Reciprocal Interactions of Somatostatin with Thyrotropin-Releasing Hormone and Vasoactive Intestinal Peptide on Prolactin and Growth Hormone Secretion in Vitro

Abstract

Reciprocal interactions of somatostatin (SRIF) and vasoactive intestinal peptide (VIP) or TRH on in vitro PRL and GH release from male rats hemipituitaries were investigated. SRIF did not modify basal PRL release, but TRH- or VIPinduced release was inhibited by SRIF in a dose-dependent manner [effective concentration-fifty (EC₅₀) = 1.7 ± 0.9 nM for SRIF inhibition of TRH stimulation and EC₅₀ = 0.8 ± 0.5 nM for SRIF inhibition of VIP stimulation]. VIP and TRH did not affect GH release by themselves, but reduced the inhibition of GH secretion elicited by SRIF (ECC₅₀ = 7.6 ± 3.4 nM for TRH blockade of SRIF inhibition and ECC₅₀ = 4.6 ± 3.1 nM for VIP blockade of SRIF inhibition).

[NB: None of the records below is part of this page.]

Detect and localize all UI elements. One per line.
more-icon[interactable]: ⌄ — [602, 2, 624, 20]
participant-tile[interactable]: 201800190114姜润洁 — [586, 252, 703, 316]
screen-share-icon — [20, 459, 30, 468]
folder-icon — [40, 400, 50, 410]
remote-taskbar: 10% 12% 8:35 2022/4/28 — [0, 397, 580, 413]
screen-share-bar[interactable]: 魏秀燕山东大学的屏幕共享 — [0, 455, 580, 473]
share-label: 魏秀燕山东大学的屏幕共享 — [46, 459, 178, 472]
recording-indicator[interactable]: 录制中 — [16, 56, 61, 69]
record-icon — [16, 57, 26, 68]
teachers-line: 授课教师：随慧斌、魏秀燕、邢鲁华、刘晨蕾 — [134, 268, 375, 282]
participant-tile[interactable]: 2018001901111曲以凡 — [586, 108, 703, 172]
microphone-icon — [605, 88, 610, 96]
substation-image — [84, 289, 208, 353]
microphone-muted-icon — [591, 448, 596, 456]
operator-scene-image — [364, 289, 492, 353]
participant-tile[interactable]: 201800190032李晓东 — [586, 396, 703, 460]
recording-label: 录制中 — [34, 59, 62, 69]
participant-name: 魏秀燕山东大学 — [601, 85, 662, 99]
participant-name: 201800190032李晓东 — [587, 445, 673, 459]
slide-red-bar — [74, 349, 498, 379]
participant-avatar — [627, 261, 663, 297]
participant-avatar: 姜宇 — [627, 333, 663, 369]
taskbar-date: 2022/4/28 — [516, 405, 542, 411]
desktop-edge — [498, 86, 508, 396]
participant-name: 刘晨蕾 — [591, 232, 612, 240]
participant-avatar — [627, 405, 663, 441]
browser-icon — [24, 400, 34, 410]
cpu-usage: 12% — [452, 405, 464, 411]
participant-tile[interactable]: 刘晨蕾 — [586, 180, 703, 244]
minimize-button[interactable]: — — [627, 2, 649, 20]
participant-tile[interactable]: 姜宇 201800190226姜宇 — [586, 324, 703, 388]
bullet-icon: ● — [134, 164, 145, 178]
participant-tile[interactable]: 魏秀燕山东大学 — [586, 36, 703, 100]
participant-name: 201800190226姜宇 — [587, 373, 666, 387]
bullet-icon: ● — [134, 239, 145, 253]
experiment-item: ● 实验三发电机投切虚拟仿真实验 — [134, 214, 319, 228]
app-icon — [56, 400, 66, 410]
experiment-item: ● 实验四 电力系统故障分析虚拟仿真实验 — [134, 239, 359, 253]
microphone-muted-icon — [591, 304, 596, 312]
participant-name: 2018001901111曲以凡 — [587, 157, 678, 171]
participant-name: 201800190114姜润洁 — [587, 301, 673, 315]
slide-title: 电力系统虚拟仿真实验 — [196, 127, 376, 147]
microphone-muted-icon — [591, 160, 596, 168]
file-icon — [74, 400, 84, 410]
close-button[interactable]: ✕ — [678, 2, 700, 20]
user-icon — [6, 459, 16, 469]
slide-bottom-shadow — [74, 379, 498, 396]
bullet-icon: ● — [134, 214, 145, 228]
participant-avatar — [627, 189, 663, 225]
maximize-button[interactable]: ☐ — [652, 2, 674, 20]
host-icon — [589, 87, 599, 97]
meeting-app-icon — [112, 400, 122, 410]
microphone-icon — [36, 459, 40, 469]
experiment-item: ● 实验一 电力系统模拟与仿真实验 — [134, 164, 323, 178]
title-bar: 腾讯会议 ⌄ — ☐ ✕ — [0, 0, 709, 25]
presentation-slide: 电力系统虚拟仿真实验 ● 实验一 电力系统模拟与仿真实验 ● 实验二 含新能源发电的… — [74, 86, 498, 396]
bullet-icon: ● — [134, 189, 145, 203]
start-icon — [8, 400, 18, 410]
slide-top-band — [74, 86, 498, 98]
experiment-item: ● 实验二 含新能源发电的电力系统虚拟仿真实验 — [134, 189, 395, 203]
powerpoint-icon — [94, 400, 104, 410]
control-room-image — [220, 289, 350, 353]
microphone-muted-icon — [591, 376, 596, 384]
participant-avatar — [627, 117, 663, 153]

Secretin, a partial structural analog of VIP, also blocked SRIF-induced inhibition of GH and stimulated PRL release. Secretin stimulation of PRL release was also prevented by SRIF. [D-Trp⁸,D-Cys¹⁴M]SRIF, a potent analog of SRIF, antagonized VIP stimulation of PRL secretion with the same apparent affinity as the native peptide. The maximal stimulation, but not the apparent affinity of VIP action on prolactin release was reduced by SRIF, suggesting that the interaction is of a noncompetitive nature. This conclusion was further substantiated by the observation that neither TRH nor VIP were able to displace specific ^l25I-labeled [Tyr^l] SRIF high affinity binding to pituitary membranes. The three peptides tested thus appear to exhibit reciprocal interactions mediated by independent receptor sites on GH as well as on PRL-producing cells.